There are a million-and-one details in purchasing real estate. If you’re in the market for a new home, don’t forget to include a home inspection on your list of priorities before you even think of signing a contract.
Home inspections are so important that the U.S. Department of Housing and Urban Development recently began instructing lenders to urge all mortgage applicants, at first contact, to hire a licensed home inspector to evaluate desired properties.
HUD added a section on home inspections to its Single Family Housing Policy Handbook, and it also asked the American Society of Home Inspectors (ASHI) to provide buyers with information about why they should get a home inspection along with information on radon-gas testing and other safety and health issues.
The ASHI offers a FAQ page on its website that explains the whys and hows of a thorough inspection.
A home inspection is different than an appraisal. An appraisal is for lenders, while home inspections are for buyers and sellers. An appraisal is intended to estimate the market value of a house; an inspection is an evaluation of a home’s condition by a trained expert.
The value of a home inspection may seem obvious for buyers, but sellers can benefit, too, by learning about potential trouble spots that could lower the sales price if not corrected.
During a home inspection, a qualified inspector takes an in-depth and impartial look at the property you plan to buy. The inspector will
- Evaluate the physical condition of the home — the structure, construction, and mechanical systems
- Identify things that need to be repaired or replaced
- Estimate the remaining useful life of major systems — electrical, plumbing, heating, and air conditioning — and equipment, structure, and finishes.

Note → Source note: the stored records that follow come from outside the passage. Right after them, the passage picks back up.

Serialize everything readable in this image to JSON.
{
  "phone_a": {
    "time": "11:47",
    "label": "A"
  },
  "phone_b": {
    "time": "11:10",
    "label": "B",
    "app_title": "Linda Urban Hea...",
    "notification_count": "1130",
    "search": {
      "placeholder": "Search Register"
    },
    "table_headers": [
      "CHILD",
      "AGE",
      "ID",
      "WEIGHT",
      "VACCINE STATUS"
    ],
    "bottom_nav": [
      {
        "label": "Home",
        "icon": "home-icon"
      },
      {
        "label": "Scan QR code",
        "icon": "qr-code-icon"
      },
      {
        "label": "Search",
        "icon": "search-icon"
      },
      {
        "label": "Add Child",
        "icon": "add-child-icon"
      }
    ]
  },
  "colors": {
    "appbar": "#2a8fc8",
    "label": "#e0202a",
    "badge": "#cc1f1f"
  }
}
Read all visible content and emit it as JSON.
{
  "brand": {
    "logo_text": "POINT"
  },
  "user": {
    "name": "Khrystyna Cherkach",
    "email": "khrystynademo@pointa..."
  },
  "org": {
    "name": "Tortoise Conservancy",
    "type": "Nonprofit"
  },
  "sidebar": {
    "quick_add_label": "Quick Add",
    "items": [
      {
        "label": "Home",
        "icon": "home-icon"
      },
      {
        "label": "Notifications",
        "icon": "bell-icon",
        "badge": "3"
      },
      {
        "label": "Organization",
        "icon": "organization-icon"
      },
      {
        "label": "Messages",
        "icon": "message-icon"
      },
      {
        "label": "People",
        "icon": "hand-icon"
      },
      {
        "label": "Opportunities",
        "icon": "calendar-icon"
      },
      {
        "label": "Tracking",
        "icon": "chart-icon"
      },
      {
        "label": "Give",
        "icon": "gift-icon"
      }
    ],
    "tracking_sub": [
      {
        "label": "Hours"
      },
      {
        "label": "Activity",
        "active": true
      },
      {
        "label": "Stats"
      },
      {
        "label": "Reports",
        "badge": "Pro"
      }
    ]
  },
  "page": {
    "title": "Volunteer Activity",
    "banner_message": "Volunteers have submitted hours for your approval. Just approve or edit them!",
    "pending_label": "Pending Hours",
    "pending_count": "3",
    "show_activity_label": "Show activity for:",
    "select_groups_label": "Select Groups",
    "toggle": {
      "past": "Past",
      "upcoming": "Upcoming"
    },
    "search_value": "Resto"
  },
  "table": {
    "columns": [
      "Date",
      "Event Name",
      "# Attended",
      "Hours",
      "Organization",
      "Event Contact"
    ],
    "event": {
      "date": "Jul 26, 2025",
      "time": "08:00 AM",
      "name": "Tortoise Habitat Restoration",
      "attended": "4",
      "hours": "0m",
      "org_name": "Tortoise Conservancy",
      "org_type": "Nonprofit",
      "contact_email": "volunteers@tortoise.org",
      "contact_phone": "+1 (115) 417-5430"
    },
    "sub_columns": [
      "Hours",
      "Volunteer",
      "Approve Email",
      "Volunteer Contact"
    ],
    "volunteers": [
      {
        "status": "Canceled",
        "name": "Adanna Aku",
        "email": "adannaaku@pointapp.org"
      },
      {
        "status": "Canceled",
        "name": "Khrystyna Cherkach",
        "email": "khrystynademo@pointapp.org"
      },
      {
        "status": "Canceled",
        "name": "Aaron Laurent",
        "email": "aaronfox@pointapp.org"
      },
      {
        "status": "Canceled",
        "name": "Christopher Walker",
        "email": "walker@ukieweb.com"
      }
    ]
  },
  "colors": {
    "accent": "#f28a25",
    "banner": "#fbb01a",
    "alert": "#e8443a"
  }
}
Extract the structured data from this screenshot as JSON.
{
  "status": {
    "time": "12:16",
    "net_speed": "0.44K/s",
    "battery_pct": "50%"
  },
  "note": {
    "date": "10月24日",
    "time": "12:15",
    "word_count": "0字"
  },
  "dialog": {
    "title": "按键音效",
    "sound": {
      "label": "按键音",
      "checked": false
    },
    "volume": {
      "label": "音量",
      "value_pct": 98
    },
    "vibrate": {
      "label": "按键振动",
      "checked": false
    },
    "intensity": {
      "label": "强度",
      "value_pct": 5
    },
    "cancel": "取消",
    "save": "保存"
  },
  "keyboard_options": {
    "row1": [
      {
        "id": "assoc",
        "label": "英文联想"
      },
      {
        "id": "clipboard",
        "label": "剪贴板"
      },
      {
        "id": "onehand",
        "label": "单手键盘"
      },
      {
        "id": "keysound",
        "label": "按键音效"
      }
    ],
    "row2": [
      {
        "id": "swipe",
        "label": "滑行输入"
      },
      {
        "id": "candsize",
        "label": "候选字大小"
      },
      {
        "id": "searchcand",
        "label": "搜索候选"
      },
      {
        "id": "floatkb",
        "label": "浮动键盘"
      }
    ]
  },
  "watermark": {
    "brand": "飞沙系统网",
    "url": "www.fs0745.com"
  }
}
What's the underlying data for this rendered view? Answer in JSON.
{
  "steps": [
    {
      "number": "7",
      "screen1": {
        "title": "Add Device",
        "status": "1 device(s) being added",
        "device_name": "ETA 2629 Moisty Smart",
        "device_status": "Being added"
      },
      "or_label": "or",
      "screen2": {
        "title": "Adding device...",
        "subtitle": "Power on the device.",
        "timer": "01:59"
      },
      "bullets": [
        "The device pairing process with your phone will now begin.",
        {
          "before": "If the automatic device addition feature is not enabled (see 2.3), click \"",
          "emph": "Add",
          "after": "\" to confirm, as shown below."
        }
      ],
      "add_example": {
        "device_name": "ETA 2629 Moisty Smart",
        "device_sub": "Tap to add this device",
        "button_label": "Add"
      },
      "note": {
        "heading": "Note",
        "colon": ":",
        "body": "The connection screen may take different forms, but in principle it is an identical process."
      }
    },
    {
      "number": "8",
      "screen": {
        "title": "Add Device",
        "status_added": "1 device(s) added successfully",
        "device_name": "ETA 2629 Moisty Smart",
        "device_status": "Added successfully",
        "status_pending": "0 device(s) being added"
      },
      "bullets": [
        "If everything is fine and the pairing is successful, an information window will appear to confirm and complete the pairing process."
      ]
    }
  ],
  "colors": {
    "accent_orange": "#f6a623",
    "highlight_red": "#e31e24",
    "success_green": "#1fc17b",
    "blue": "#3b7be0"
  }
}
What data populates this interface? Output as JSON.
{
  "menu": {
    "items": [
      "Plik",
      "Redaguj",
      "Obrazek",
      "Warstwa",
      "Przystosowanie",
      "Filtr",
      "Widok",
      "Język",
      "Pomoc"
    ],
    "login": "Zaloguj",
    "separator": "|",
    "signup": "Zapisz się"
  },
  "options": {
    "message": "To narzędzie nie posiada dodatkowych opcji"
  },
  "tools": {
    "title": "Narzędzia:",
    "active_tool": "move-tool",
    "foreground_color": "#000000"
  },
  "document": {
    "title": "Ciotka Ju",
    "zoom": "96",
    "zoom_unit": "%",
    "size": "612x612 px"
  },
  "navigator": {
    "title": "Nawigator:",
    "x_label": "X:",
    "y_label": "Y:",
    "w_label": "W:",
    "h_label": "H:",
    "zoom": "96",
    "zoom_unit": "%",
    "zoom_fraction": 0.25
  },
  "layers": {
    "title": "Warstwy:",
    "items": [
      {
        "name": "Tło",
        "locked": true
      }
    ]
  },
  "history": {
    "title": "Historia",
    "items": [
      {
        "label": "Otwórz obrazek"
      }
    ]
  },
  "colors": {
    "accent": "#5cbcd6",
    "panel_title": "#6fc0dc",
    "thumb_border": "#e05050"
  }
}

“We are proud to provide critical inspection information for this handbook to help home buyers protect themselves,” ASHI Executive Director Frank Lesh said in a recent statement. “Owning a home is one of the biggest financial investments in a person’s life, and a home inspection can help prevent costly problems.”
The ASHI provides a Web page to help buyers and sellers locate licensed inspectors. The California Real Estate Inspection Association also offers a similar service and has four regional chapters in the Bay Area.